The United States and many other countries are conducting a major upgrade of their electrical grids. The new “smart grid” is not a physically isolated network like the older power grid was, but a complicated network of networks. That greatly increases the security concerns, ranging from hackers who gain access to control networks or create denial-of-service attacks on the networks themselves, to accidental causes, such as natural disasters or operator errors. Therefore, it is critical to build a safe, resilient and secure communication environment for protecting the smart grid. Under this central theme, our research work has two strongly correlated streams. First, to analyze large-scale networked systems (e.g., smart grid communication networks) with high fidelity, it is necessary for a testing system to offer both effective emulation (to represent critical software execution) and realistic simulation (to model background computation and communication). We have developed a network testbed using both parallel simulation and virtual- machine-based, virtual-time-embedded emulation to provide both functional and temporal fidelity for running large-scale networking experiments, so that technologies can be appropriately evaluated with modeling and simulation methodologies as well as with real software/hardware testing before they are integrated into the grid.

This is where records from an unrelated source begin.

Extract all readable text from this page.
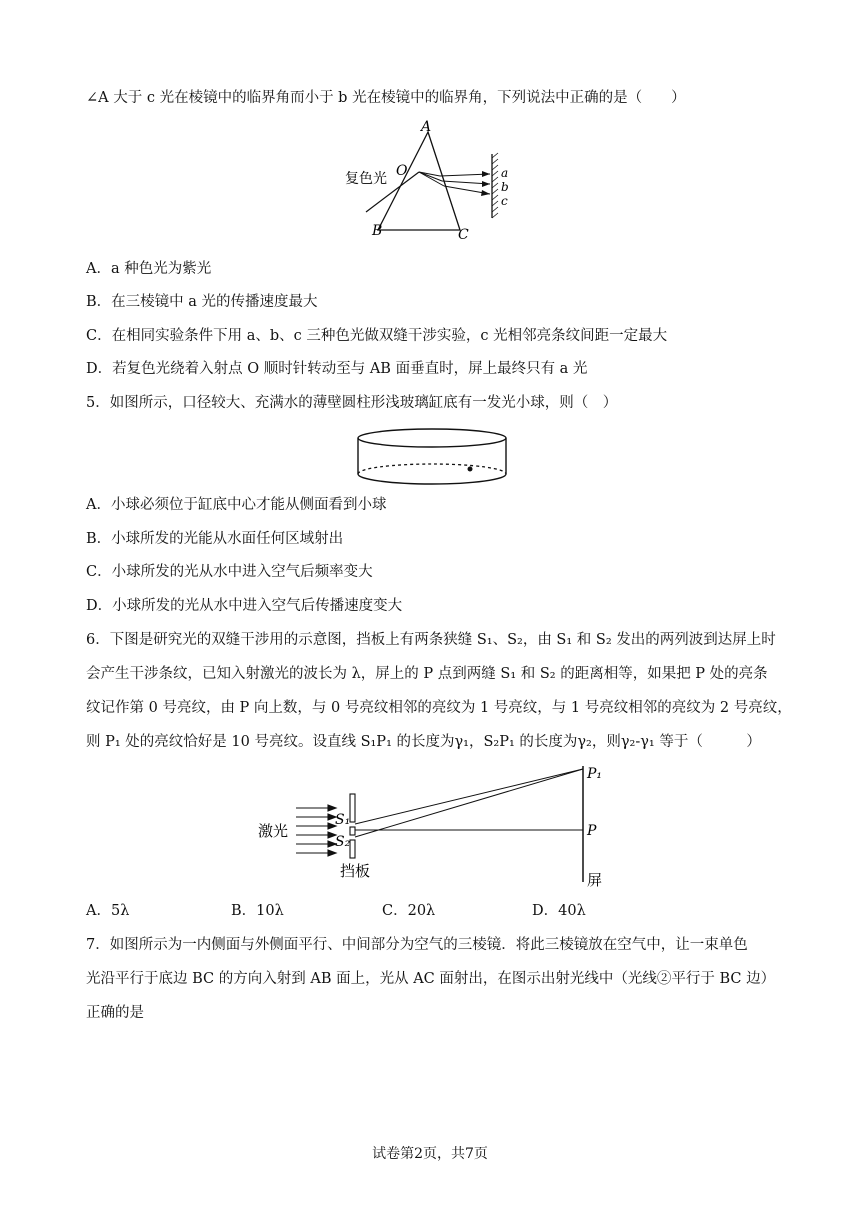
∠A 大于 c 光在棱镜中的临界角而小于 b 光在棱镜中的临界角，下列说法中正确的是（　　）
A
O
复色光
B	C
a
b
c
A．a 种色光为紫光
B．在三棱镜中 a 光的传播速度最大
C．在相同实验条件下用 a、b、c 三种色光做双缝干涉实验，c 光相邻亮条纹间距一定最大
D．若复色光绕着入射点 O 顺时针转动至与 AB 面垂直时，屏上最终只有 a 光
5．如图所示，口径较大、充满水的薄壁圆柱形浅玻璃缸底有一发光小球，则（　）
A．小球必须位于缸底中心才能从侧面看到小球
B．小球所发的光能从水面任何区域射出
C．小球所发的光从水中进入空气后频率变大
D．小球所发的光从水中进入空气后传播速度变大
6．下图是研究光的双缝干涉用的示意图，挡板上有两条狭缝 S₁、S₂，由 S₁ 和 S₂ 发出的两列波到达屏上时
会产生干涉条纹，已知入射激光的波长为 λ，屏上的 P 点到两缝 S₁ 和 S₂ 的距离相等，如果把 P 处的亮条
纹记作第 0 号亮纹，由 P 向上数，与 0 号亮纹相邻的亮纹为 1 号亮纹，与 1 号亮纹相邻的亮纹为 2 号亮纹，
则 P₁ 处的亮纹恰好是 10 号亮纹。设直线 S₁P₁ 的长度为γ₁，S₂P₁ 的长度为γ₂，则γ₂-γ₁ 等于（　　　）
激光
S₁
S₂
挡板
P₁
P
屏
A．5λ	B．10λ	C．20λ	D．40λ
7．如图所示为一内侧面与外侧面平行、中间部分为空气的三棱镜．将此三棱镜放在空气中，让一束单色
光沿平行于底边 BC 的方向入射到 AB 面上，光从 AC 面射出，在图示出射光线中（光线②平行于 BC 边）
正确的是
试卷第2页，共7页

Second, we have utilized the testbed to study various cyber attacks in the smart grid, including a distributed denial-of-service attack (DDoS) in an advanced metering infrastructure (AMI) and an event buffer flooding attack on a supervisory control and data acquisition (SCADA) system (both for the Trustworthy Cyber Infrastructure for the Power Grid (TCIPG) Center at the University of Illinois at Urbana-Champaign), and also used it to evaluate a demand response design in a hierarchical transactive control network (as part of the Pacific Northwest smart grid demonstration project).